Nigeria slashes oil production cost to $23/barrel
The Nigerian National Petroleum Corporation (NNPC) says that it has succeeded in further driving down the cost of crude oil production from $28.99 per barrel as at the end of 2016 to $23 per barrel in July 2017.
Nigeria first achieved a 68.5 per cent reduction in August 2015 when it cut its unit technical cost for oil production from $78 per barrel to $28.99 per barrel.
This latest reduction in production cost follows increased criticism of Nigeria's high cost of crude oil production per barrel, which has put the country at a disadvantage in the international market, resulting in its traditional trading partners opting for crude from cheaper sources.
Recall, recent reports stated that the United Kingdom, Brazil and Nigeria had the world's highest average cost of oil production put at $44.33 per barrel, $34.99/b and $28.99/b respectively. On the other side of the coin, Saudi Arabia, Iran and Iraq produce oil at $8.98/b, $9.08/b and $10.57/b respectively.
In a move that could impact negatively on Nigeria’s spot crude export market, India and South Korea, arguably two of Asia's largest importers of crude oil have reportedly diversified their crude sources in favour of the cheaper and attractive price offerings for US crude grade West Texas Intermediate (WTI).
Therefore, disclosing the latest development during the inauguration of National Petroleum Investment Management Services (NAPIMS) Anti-Corruption Committee, the unit's Group General Manager, Engr. Dafe Sejebor said by the action, the country had saved a minimum of $3 billion per annum.
Engr. Sejebor said NAPIMS arrived at the figure after looking at the difference between the $78 and $23 which represent the old and new cost of production in relation to the present daily average production in the country.
Production costs are calculated by including a mix of capital expenditures (CAPEX) and operational expenditures. CAPEX include the costs involved with building oil facilities, pipelines and new wells. Operational expenditures included the costs of lifting oil out of the ground, paying employee salaries and general administrative duties as well as transport.
According to a recent study by Rystad Energy, prior to the latest reduction in oil production cost, Nigeria’s CAPEX was put at $13.10 per barrel of oil, while it costs $8.81 to actually lift the oil out of the ground.

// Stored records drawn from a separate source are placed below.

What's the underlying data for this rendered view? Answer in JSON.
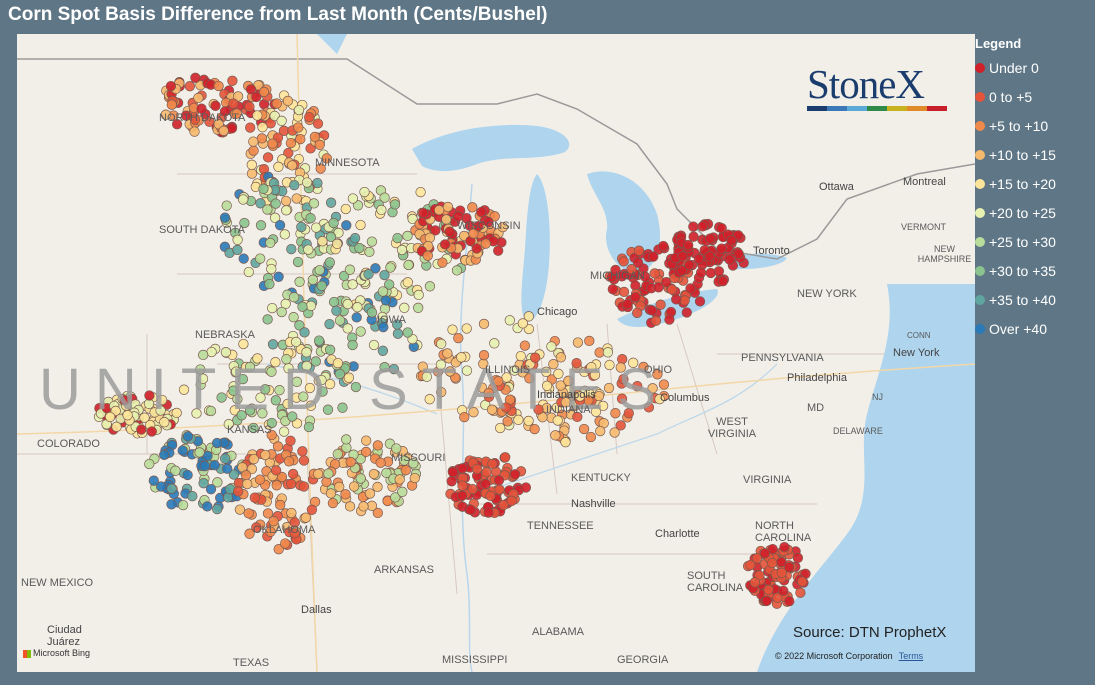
{
  "title": "Corn Spot Basis Difference from Last Month (Cents/Bushel)",
  "legend": {
    "title": "Legend",
    "items": [
      {
        "label": "Under 0",
        "color": "#d0202a"
      },
      {
        "label": "0 to +5",
        "color": "#e4543a"
      },
      {
        "label": "+5 to +10",
        "color": "#f08a4b"
      },
      {
        "label": "+10 to +15",
        "color": "#f6ba6f"
      },
      {
        "label": "+15 to +20",
        "color": "#fce59a"
      },
      {
        "label": "+20 to +25",
        "color": "#e7f1b0"
      },
      {
        "label": "+25 to +30",
        "color": "#b8dc9a"
      },
      {
        "label": "+30 to +35",
        "color": "#8ac38e"
      },
      {
        "label": "+35 to +40",
        "color": "#5fa6a0"
      },
      {
        "label": "Over +40",
        "color": "#2a7ab8"
      }
    ]
  },
  "logo": {
    "text": "StoneX",
    "bar_colors": [
      "#1b3d6d",
      "#3a78b8",
      "#5aa9d6",
      "#2f8a4a",
      "#c8b21e",
      "#e08a2a",
      "#c8202a"
    ]
  },
  "source": "Source: DTN ProphetX",
  "copyright": "© 2022 Microsoft Corporation",
  "terms": "Terms",
  "bing": "Microsoft Bing",
  "country_label": "UNITED STATES",
  "state_labels": [
    "NORTH DAKOTA",
    "MINNESOTA",
    "SOUTH DAKOTA",
    "WISCONSIN",
    "MICHIGAN",
    "NEBRASKA",
    "IOWA",
    "COLORADO",
    "KANSAS",
    "MISSOURI",
    "ILLINOIS",
    "INDIANA",
    "OHIO",
    "PENNSYLVANIA",
    "NEW YORK",
    "WEST VIRGINIA",
    "KENTUCKY",
    "VIRGINIA",
    "TENNESSEE",
    "NORTH CAROLINA",
    "SOUTH CAROLINA",
    "OKLAHOMA",
    "ARKANSAS",
    "NEW MEXICO",
    "TEXAS",
    "MISSISSIPPI",
    "ALABAMA",
    "GEORGIA",
    "MD",
    "DELAWARE",
    "NJ",
    "VERMONT",
    "NEW HAMPSHIRE",
    "CONN"
  ],
  "city_labels": [
    "Ottawa",
    "Montreal",
    "Toronto",
    "Chicago",
    "Columbus",
    "Indianapolis",
    "Nashville",
    "Charlotte",
    "Philadelphia",
    "New York",
    "Dallas",
    "Ciudad Juárez"
  ]
}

Administrative costs, which include employee salaries and transportation were put at $2.97, while gross taxes cost a sum of $4.11 per barrel.

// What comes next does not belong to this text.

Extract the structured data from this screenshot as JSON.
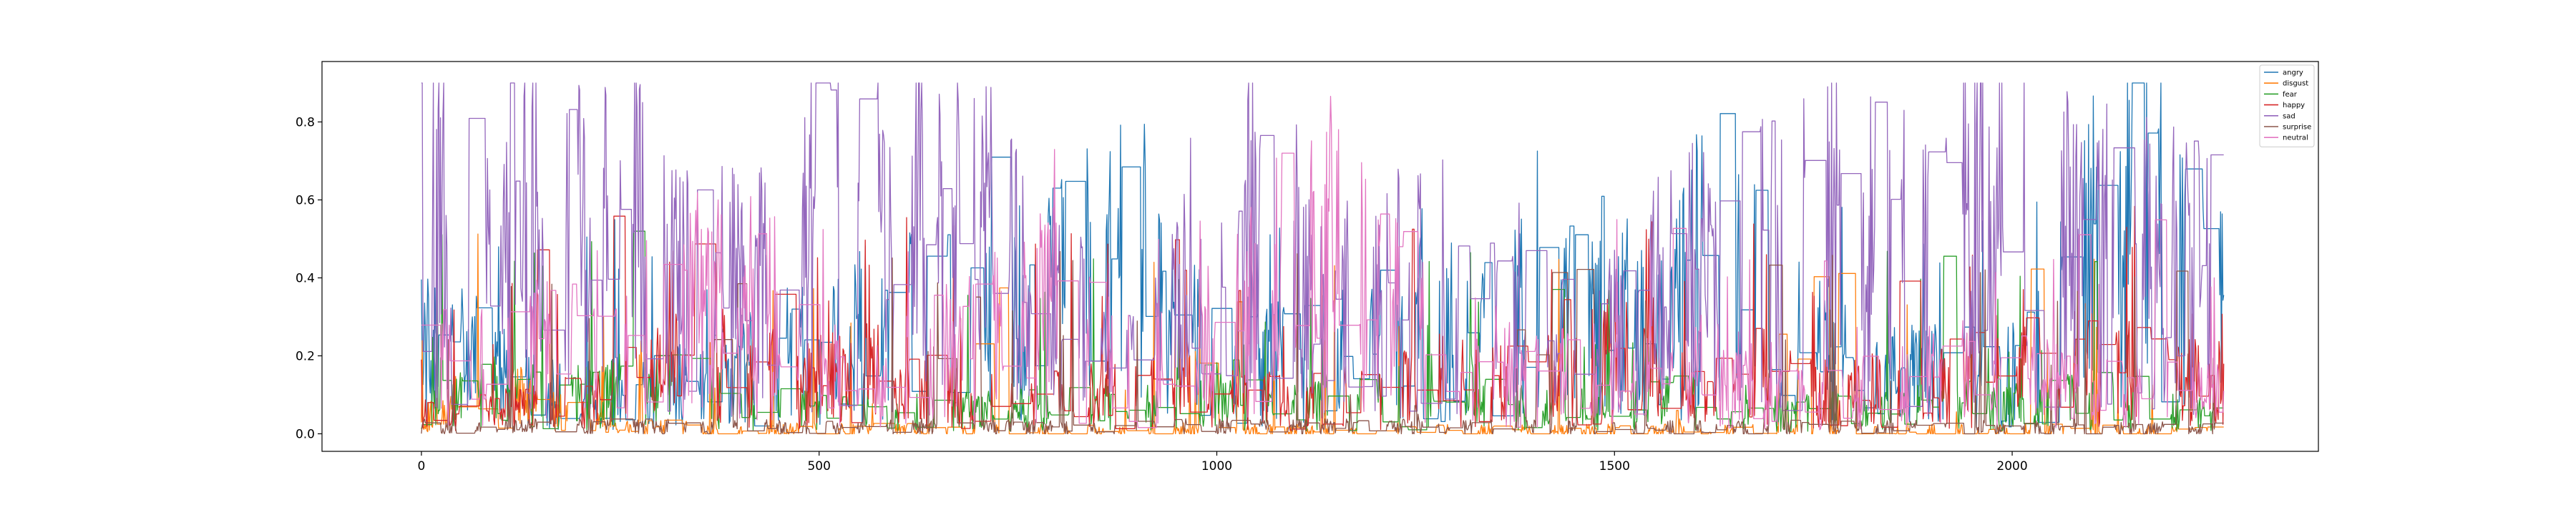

These figures reveal that CAPEX, production costs, admin/transport and taxes constitute 45.2%, 30.4%, 10.2% and 14.2% of the cost of producing one barrel of oil in Nigeria.
In a related study by the International Monetary Fund (IMF), statistics show that Nigeria needs oil to sell at $122 per barrel in order to break even. This is a major concern as the budgets of oil producing countries continue to suffer from oil price decrease along with its attendant challenges for meeting government exspenditure.
Particularly, the location of Nigeria's lucrative oil fields also contribute to driving its production costs up, as due to unrest in the NIgeri Delta, many newer projects are focuses offshore, where production is more secure but capital investment required is higher. Transportation costs rank averagely when compred to other oil producing nations such as Indonesia $3.63, Norway $3.12 and the UK $4.30. Finally, taxes paid to the federal government also influence the high cost of crude production in the country.
The GGM noted that the target was to bring the cost of production to between $17 and $19 for onshore and offshore production respectively.
“If you knock down your cost of production from $78 per barrel to $23, take the difference and multiply by the average daily production, you will discover that we are saving a minimum of $3 billion in the upstream for both Production Sharing Contracts (PSCs) and Joint Ventures (JVs)”, he said.
He commended the Federal Government for its support to the NNPC management in tackling the challenges in the petroleum industry, especially the cash call exit agreement signed in 2016 and the reduction of contracting circle from three years to six months.
On the new Petroleum Policy, Engr. Sejebor said it was necessitated by the increasing difficulty in operating the petroleum industry within the framework of the old Petroleum Act in the face of the delayed passage of the Petroleum Industry Bill (PIB).
He said the policy would restore investors’ confidence in the industry pending the full passage of the entire PIB by the National Assembly.